Who doesn’t love a comeback story? Certainly not GSK, which has found a way to resuscitate its cancer treatment Blenrep as a combo agent after it was pulled from the U.S. market as a monotherapy in late 2022.
This week, Europe’s Committee for Medicinal Products for Human Use (CHMP) recommended Blenrep for approval for patients with relapsed or refractory multiple myeloma.
The CHMP has given Blenrep a thumbs-up in two combinations for patients who have received at least one prior therapy including Bristol Myers Squibb’s Revlimid (lenalidomide). One combo pairs Blenrep with the protease inhibitor Velcade (bortezomib) plus the corticosteroid dexamethasone. The other regimen includes Blenrep with BMS's Pomalyst (pomalidomide) and dexamethasone.

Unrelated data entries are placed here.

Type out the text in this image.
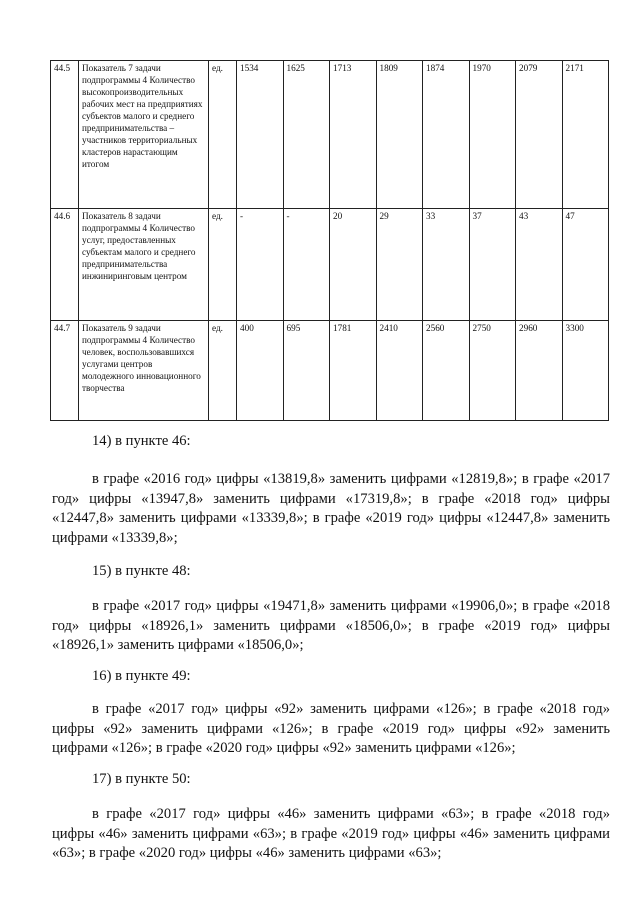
44.5	Показатель 7 задачи подпрограммы 4 Количество высокопроизводительных рабочих мест на предприятиях субъектов малого и среднего предпринимательства – участников территориальных кластеров нарастающим итогом	ед.	1534	1625	1713	1809	1874	1970	2079	2171
44.6	Показатель 8 задачи подпрограммы 4 Количество услуг, предоставленных субъектам малого и среднего предпринимательства инжиниринговым центром	ед.	-	-	20	29	33	37	43	47
44.7	Показатель 9 задачи подпрограммы 4 Количество человек, воспользовавшихся услугами центров молодежного инновационного творчества	ед.	400	695	1781	2410	2560	2750	2960	3300
14) в пункте 46:

в графе «2016 год» цифры «13819,8» заменить цифрами «12819,8»; в графе «2017 год» цифры «13947,8» заменить цифрами «17319,8»; в графе «2018 год» цифры «12447,8» заменить цифрами «13339,8»; в графе «2019 год» цифры «12447,8» заменить цифрами «13339,8»;

15) в пункте 48:

в графе «2017 год» цифры «19471,8» заменить цифрами «19906,0»; в графе «2018 год» цифры «18926,1» заменить цифрами «18506,0»; в графе «2019 год» цифры «18926,1» заменить цифрами «18506,0»;

16) в пункте 49:

в графе «2017 год» цифры «92» заменить цифрами «126»; в графе «2018 год» цифры «92» заменить цифрами «126»; в графе «2019 год» цифры «92» заменить цифрами «126»; в графе «2020 год» цифры «92» заменить цифрами «126»;

17) в пункте 50:

в графе «2017 год» цифры «46» заменить цифрами «63»; в графе «2018 год» цифры «46» заменить цифрами «63»; в графе «2019 год» цифры «46» заменить цифрами «63»; в графе «2020 год» цифры «46» заменить цифрами «63»;
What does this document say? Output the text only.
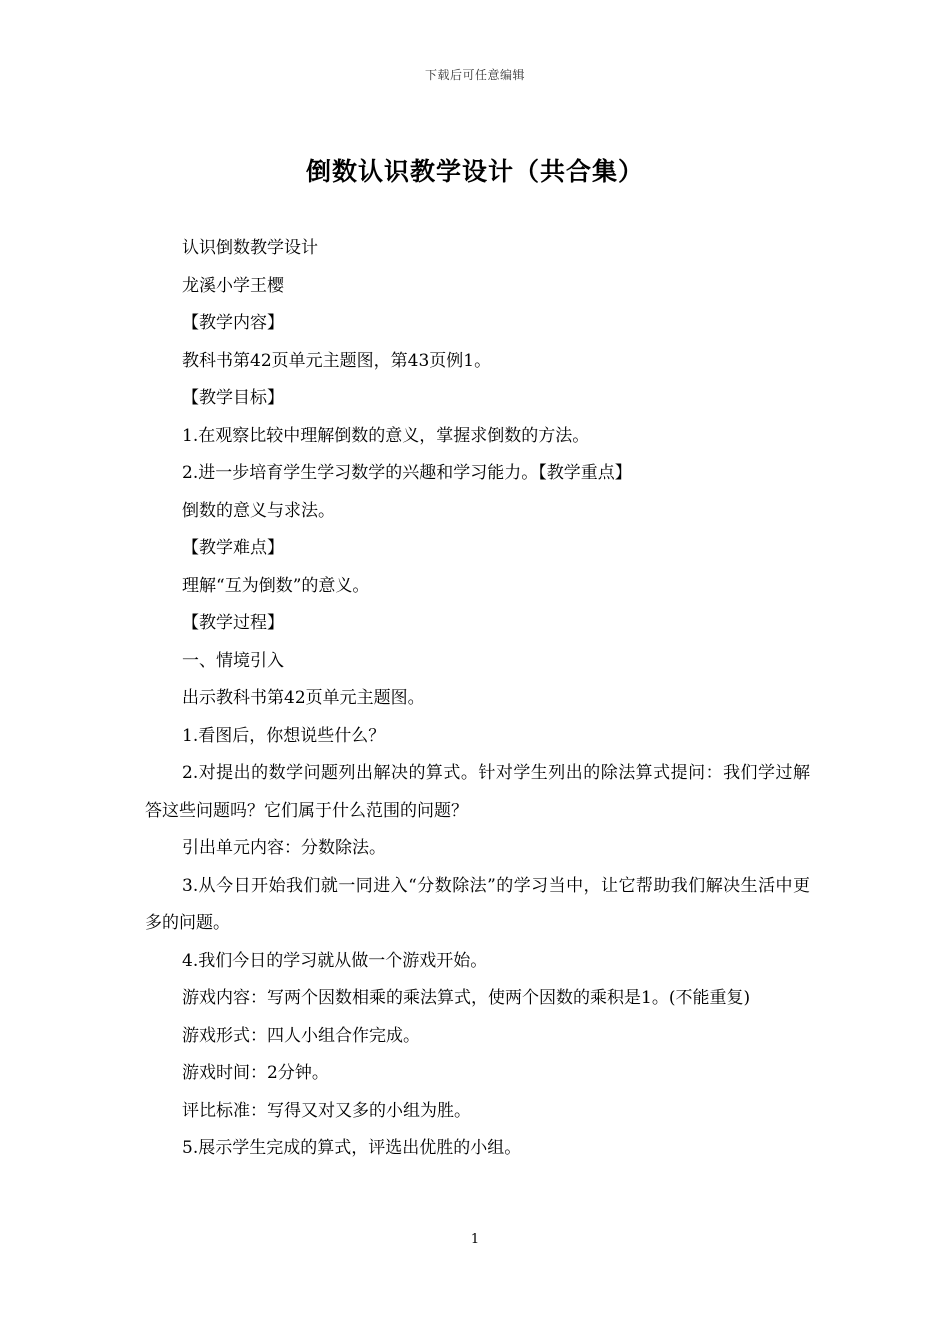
下载后可任意编辑
倒数认识教学设计（共合集）

认识倒数教学设计

龙溪小学王樱

【教学内容】

教科书第42页单元主题图，第43页例1。

【教学目标】

1.在观察比较中理解倒数的意义，掌握求倒数的方法。

2.进一步培育学生学习数学的兴趣和学习能力。【教学重点】

倒数的意义与求法。

【教学难点】

理解“互为倒数”的意义。

【教学过程】

一、情境引入

出示教科书第42页单元主题图。

1.看图后，你想说些什么？

2.对提出的数学问题列出解决的算式。针对学生列出的除法算式提问：我们学过解答这些问题吗？它们属于什么范围的问题？

引出单元内容：分数除法。

3.从今日开始我们就一同进入“分数除法”的学习当中，让它帮助我们解决生活中更多的问题。

4.我们今日的学习就从做一个游戏开始。

游戏内容：写两个因数相乘的乘法算式，使两个因数的乘积是1。(不能重复)

游戏形式：四人小组合作完成。

游戏时间：2分钟。

评比标准：写得又对又多的小组为胜。

5.展示学生完成的算式，评选出优胜的小组。

1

In 2020, the FDA signed off on the antibody-drug conjugate as a monotherapy for patients who had tried at least four other treatments, but two years later, Blenrep came up short in a confirmatory trial.
Since then, Blenrep has emerged victorious in two phase 3 trials, topping standard of care as a combo agent. In both trials, the Blenrep regimen showed a statistically significant and clinically meaningful edge in improving patients' progression-free survival.
Last month, Blenrep earned an approval in the U.K. Then earlier this week, officials in Japan endorsed the GSK regimen. The FDA has a target date of July 23 to decide on the Blenrep combo.
Novartis pulls Lutathera request
Meanwhile, Novartis’ bid to expand the label of its radiotherapy Lutathera in Europe is on hold after the company withdrew its filing, according to the CHMP.
The committee explained that Novartis made the decision after “there were still some unresolved issues,” after the company answered a round of questions about the application, which was backed by a trial of 226 patients.
The CHMP said that while the study found that Lutathera increased the amount of time patients lived without disease progression, “its impact on extending patients’ lives had not been established.” The committee concluded that the benefits of the treatment did not outweigh the risks.
Lutathera has been on the market for eight years as a treatment for rare cancers of the digestive tract. The company had been seeking approval for Lutathera to treat adults with newly diagnosed unresectable or metastatic, well-differentiated high-grade somatostatin receptor-positive gastroenteropancreatic neuroendocrine tumors.
Other CHMP decisions
The CHMP also signed off on Autolus Therapeutics’ Aucatzyl as a treatment for relapsed or refractory B-cell precursor acute lymphoblastic leukemia. The FDA endorsed Aucatzyl in the indication in November of last year.
Also making the grade at this week's CHMP meeting was SpringWorks Therapeutics’ MEK inhibitor Ezmekly for patients with symptomatic, inoperable neurofibromatosis type 1–associated plexiform neurofibromas (NF1-PN), which lead to tumor growth inside and along the nerves. The recommendation follows a February approval for the treatment in the U.S., where it goes by the commercial name of Gomekli.
The CHMP also blessed Roche’s Itovebi as a combo treatment with palbociclib and fulvestrant as a first-line regimen for PIK3CA-mutated, estrogen-receptor (ER)-positive, HER2-negative locally advanced and metastatic breast cancer. The combo scored a nod from the FDA in October of last year.
Receiving a thumbs-down from the CHMP were 4SC’s Kinselby, for the treatment of advanced stage mycosis fungoides and Sezary syndrome, and Fresenius Kabi’s Atropine sulfate for children with myopia.